Participants are further introduced to Automatic Machine Learning, allowing for deep networks to self-optimise in such context. Likewise, multimodal and multi sensorial fusion increasingly opens up, also, to the non-expert interface designer, as mainly labelled data is needed to set up a system ready for rich intelligent input and output processing. To allow for mobile-based interactions, we will present methods for model complexity reduction on restricted hardware devices. We will also cover methods for coping with low availability of user data. These include transfer learning and Generative Adversarial Models for the generation of interaction data through deep methods. Finally, we will introudce participants to the lastest advance in Explainable AI technqiues

The tutorial is based on open source toolkits to give the attendee the tools at hand needed to benefit from the above described right away. These include auDeep, End2You, and openXBOW opening up also to the non-python savvy participant. At the same time, experts in deep fusion will find interest in the latest methods presented and outlook given following the general introduction and practical parts.


Target Audience:

The target audience is the broad audience of HCI International. The tutorial introduces general principles of deep learning for a start in an introductory manner and then moves to the recent approaches for fusion by deep learning, synchronization by suited means of deep warping, and analysis and synthesis hence targeting also intermediate to advanced level participants from general HCI, intelligent interaction, to the deep learning and machine learning expert attendees.

Bio Sketches of Presenters:

Nicholas Cummins is a habilitation candidate at the ZD.B Chair of Embedded Intelligence for Health Care and Wellbeing at the University of Augsburg in Germany. Dr Cummins was awarded his PhD in Electrical Engineering from UNSW Australia in February 2016. His is activley involved in the DE-ENIGMA, RADAR-CNS, TAPAS and sustAGE Horizon 2020 projects, in which his roles include contributions towards management of the technical work packages. His current research includes areas of behavioural signal processing with a focus on the automatic multisensory analysis and understanding of different health states. Dr Cummins has been lecturing since autumn 2017, writing and delivering courses in Speech Pathology, Deep Learning and Intelligent Signal Analysis in Medicine. He has (co-)authored over 90 conference and journal papers leading to over 1200 citations (h-index: 20). He is a frequent reviewer for IEEE, ACM and ISCA journals and conferences as well as serving on program and organisational committees. He has given repeated tutorials at leading international conferences such as HCI, IEEE EMBC, Interspeech, and IEEE SAM.

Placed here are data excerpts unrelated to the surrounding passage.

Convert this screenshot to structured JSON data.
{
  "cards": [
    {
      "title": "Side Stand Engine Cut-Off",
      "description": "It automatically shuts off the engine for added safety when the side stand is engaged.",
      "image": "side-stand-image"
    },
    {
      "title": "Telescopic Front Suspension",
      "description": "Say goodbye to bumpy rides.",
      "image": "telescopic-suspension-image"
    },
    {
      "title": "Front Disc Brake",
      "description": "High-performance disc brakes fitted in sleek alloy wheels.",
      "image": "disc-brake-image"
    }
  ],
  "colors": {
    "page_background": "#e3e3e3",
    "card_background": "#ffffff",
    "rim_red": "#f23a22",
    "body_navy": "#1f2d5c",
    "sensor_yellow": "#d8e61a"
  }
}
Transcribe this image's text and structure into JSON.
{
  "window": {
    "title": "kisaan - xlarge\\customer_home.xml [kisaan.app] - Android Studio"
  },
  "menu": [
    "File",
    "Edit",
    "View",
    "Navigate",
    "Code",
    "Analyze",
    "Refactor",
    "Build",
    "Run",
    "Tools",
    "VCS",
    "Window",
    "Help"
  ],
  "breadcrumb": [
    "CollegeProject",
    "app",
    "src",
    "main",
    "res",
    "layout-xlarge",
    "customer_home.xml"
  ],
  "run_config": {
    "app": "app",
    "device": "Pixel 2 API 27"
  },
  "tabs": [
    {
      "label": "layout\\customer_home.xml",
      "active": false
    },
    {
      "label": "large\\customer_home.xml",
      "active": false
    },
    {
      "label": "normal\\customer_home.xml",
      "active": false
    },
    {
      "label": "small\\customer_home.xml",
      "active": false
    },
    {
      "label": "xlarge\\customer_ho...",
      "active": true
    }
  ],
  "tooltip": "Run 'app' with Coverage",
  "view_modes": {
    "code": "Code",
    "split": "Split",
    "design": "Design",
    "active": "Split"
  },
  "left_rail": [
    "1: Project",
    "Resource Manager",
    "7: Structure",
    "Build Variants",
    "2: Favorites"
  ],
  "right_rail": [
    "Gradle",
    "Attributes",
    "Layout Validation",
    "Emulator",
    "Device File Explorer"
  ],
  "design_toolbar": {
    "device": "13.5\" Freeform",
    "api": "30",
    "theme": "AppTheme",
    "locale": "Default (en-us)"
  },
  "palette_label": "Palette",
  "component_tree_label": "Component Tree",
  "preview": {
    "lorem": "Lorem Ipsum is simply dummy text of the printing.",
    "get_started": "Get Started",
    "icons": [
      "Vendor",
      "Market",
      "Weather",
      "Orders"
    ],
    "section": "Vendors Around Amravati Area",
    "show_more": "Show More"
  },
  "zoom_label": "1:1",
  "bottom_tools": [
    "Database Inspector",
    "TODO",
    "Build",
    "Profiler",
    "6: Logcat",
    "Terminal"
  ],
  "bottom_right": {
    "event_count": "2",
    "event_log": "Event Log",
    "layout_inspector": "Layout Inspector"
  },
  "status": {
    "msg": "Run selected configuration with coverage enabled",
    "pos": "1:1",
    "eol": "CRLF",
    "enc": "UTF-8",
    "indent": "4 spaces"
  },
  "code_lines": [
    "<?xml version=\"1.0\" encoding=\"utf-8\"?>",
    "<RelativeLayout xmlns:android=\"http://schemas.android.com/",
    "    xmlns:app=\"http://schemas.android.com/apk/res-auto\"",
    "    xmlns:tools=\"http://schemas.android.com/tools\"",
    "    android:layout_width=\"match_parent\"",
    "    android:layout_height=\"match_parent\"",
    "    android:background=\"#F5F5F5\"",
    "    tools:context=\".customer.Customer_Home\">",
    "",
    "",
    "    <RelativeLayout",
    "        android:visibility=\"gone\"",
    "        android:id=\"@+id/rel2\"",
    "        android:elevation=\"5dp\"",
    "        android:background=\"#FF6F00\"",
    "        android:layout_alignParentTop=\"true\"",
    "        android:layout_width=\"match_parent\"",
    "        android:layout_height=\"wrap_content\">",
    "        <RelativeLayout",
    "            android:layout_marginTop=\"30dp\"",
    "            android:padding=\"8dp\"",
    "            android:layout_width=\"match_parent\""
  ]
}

Björn Schuller received the Diploma in 1999, the Doctoral degree in 2006, and the Habilitation and Adjunct Teaching Professorship in the subject area of signal processing and machine intelligence in 2012, all in electrical engineering and information technology from TUM in Munich, Germany. He is Professor of Artificial Intelligence in the Department of Computing, Imperial College London, U.K., and a Full Professor and head of the ZD.B Chair of Embedded Intelligence for Health Care and Wellbeing at the University of Augsburg, Germany as well as co-founding CEO and current CSO of the audio intelligence company audEERING. He (co-)authored five books and more than 800 publications in peer reviewed books, journals, and conference proceedings in the fields of Affective Computing, HCI, and deep learning leading to more than 26000 citations (h-index = 74). He is a Fellow of the IEEE, president-emeritus of the AAAC, and Senior Member of the ACM. His service to the community includes Editor in Chief of the IEEE Transactions on Affective Computing, past and present General Chair and Program Chair of conferences in the field such as ACM ICMI, IEEE ACII, and Interspeech. He has given 15 tutorials up to now at leading conferences such as HCI, ACII, ACM Multimedia, EMBC, ICASSP, IJCAI, Interspeech, SAM, IUI, or UMAP.